27-octubre-79/Diario16

Mientras se empieza a desempapelar

Todo estaba hecho desde que llegó Tarradellas.

Barcelona (MANUEL QUINTERO, enviado especial) — Después de medio día de votos pasados por agua para recuperar el tiempo perdido, Cataluña empieza la operación desempapelado.

Brigadas de jóvenes de ambos sexos, pertenecientes a los distintos partidos que apoyaron al Estatuto de Sau (nombre que proviene por parirse en el parador de esa denominación, lo mismo que el de Nuria debe su nominación histórica a otro parador), desfacen el camino andado a base de espátula y dale que dale.

Justificación

No obstante, los responsables se han inventado la fórmula mágica de que «el referéndum era lo de menos, porque Cataluña daba por hecho el resultado» y justificaron la falta de interés del ciudadano en el abundante uso de la urna y porque para el catalán de nacencia o de destino, como dice Raventós, la atención por el autogobierno tuvo su momento climáxtico con la llegada a Barcelona del muy honorable Tarradellas, y que a partir de ahí todo lo demás pertenece a la cuesta abajo del proceso dado por hecho.

Esta impresión generalizada y constatada en medio políticos por D16 debe tener su fundamento en el propio Tarradellas, ya que el presidente dijo ayer, cuando votaba, que «el mal tiempo no debía ser obstáculo para que los catalanes voten «sí» a su Estatuto, porque esto es una cosa hecha desde hace dos años» (Tarradellas llegó a Barcelona el 23 de octubre de 1977).

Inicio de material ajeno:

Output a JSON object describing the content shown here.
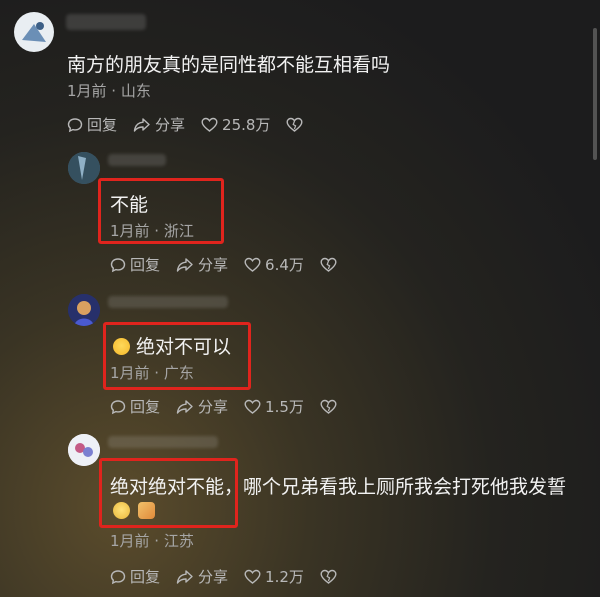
{
  "comments": [
    {
      "text": "南方的朋友真的是同性都不能互相看吗",
      "meta": "1月前 · 山东",
      "reply": "回复",
      "share": "分享",
      "likes": "25.8万"
    },
    {
      "text": "不能",
      "meta": "1月前 · 浙江",
      "reply": "回复",
      "share": "分享",
      "likes": "6.4万"
    },
    {
      "text": "绝对不可以",
      "meta": "1月前 · 广东",
      "reply": "回复",
      "share": "分享",
      "likes": "1.5万"
    },
    {
      "text": "绝对绝对不能，哪个兄弟看我上厕所我会打死他我发誓",
      "meta": "1月前 · 江苏",
      "reply": "回复",
      "share": "分享",
      "likes": "1.2万"
    }
  ],
  "colors": {
    "highlight": "#e0241d",
    "meta_text": "#a6a6a6"
  }
}
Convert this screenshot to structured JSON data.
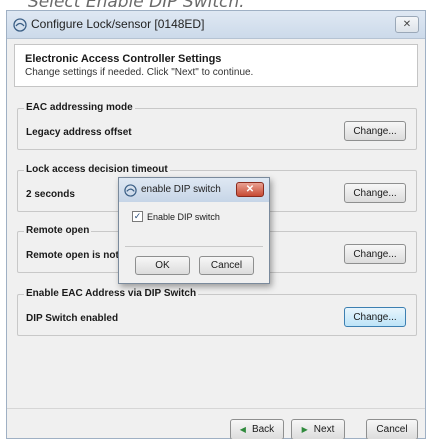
{
  "caption": "Select Enable DIP Switch.",
  "window": {
    "title": "Configure Lock/sensor [0148ED]",
    "close_glyph": "✕"
  },
  "header": {
    "title": "Electronic Access Controller Settings",
    "subtitle": "Change settings if needed. Click \"Next\" to continue."
  },
  "sections": [
    {
      "legend": "EAC addressing mode",
      "value": "Legacy address offset",
      "button": "Change..."
    },
    {
      "legend": "Lock access decision timeout",
      "value": "2 seconds",
      "button": "Change..."
    },
    {
      "legend": "Remote open",
      "value": "Remote open is not allowed",
      "button": "Change..."
    },
    {
      "legend": "Enable EAC Address via DIP Switch",
      "value": "DIP Switch enabled",
      "button": "Change..."
    }
  ],
  "footer": {
    "back": "Back",
    "next": "Next",
    "cancel": "Cancel"
  },
  "dialog": {
    "title": "enable DIP switch",
    "checkbox_label": "Enable DIP switch",
    "checkbox_checked": true,
    "ok": "OK",
    "cancel": "Cancel",
    "close_glyph": "✕",
    "check_glyph": "✓"
  }
}
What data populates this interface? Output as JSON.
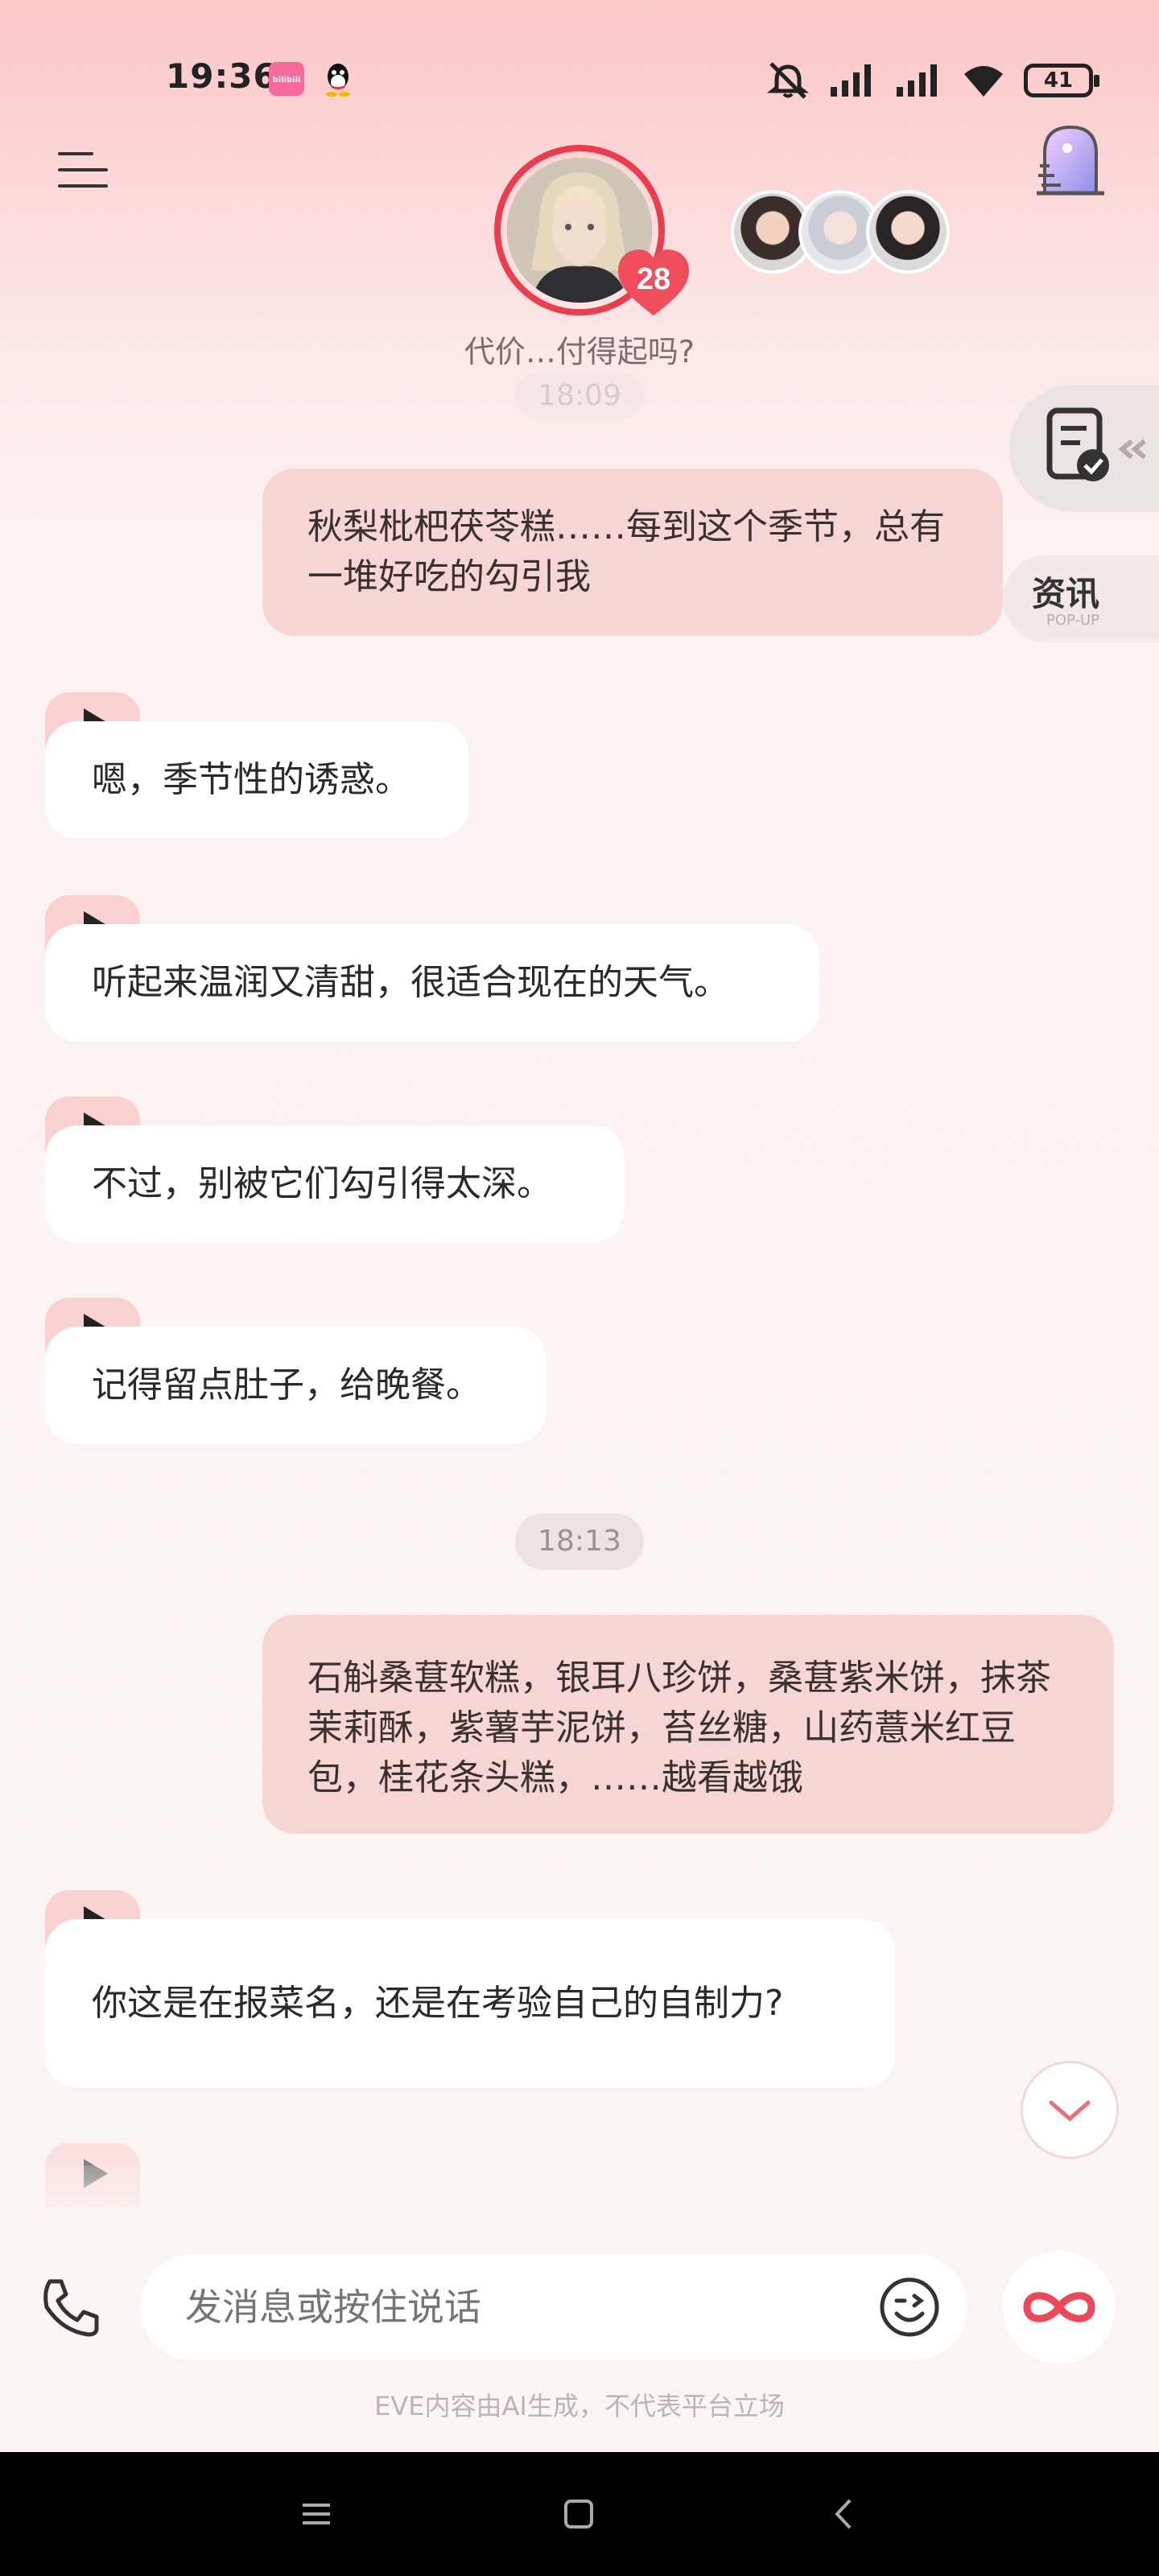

Y ya que se habla del muy honorable diré que pudo y no quiso contribuir a que disminuyera la abstención votando tres veces. Fue en Cervelló, su pueblo. Fue después de votar por su hijo. En ese momento se le ofreció la posibilidad al presidente de que hiciera lo propio por su nuera. El caso es que se negó diciendo «yo no hago trampas».

Completa el anecdotario del presidente el hecho de que no saliera de su despacho cuando eran las dos y cuarto de la mañana. Personal de su confianza fue a ver que pasaba. «Presidente, que es muy tarde.» «No. Sí son sólo las nueve y cuarto.» Se le había parado el reloj. «Así decía yo que estaba un poco cansado.»

Pero allí estaba, con su muy venerable mole sobre su mesa de despacho, trabajando, sí, trabajando.

O cuando le dicen, en el lúgubre colegio electoral donde tuvo que votar, que la esposa y los hijos del socialista Obiols le quieren saludar. El presidente se dirige a uno de los niños y le dice: «I tú, nen, com te dius.» Es una nena, presidente, le apunta alguien por detrás. Y Tarradellas se disculpa: «Com que porta Pantalons, m´havia semblat un nen.» Y es que el honorable, al que se supone que no le importaría un titula nobiliario cuando deje el sitio a otro, sigue midiendo a los sexos en faldas y corbatas.

Por lo demás, la ciase política barcelonesa dormía ayer tras el esfuerzo de la noche de los nada consoladores resultados. Mientras, empieza a vislumbrarse en lontananza un posible Gobierno catalán de izquierda marxista.

En tanto, es intención de los actuales mandatarios en la provisionalidad hacer coincidir la fecha del Parlamento pleno con el día de San Jordi, que en vasco, por lo de la otra autonomía refrenda, sería el día de San Gorka.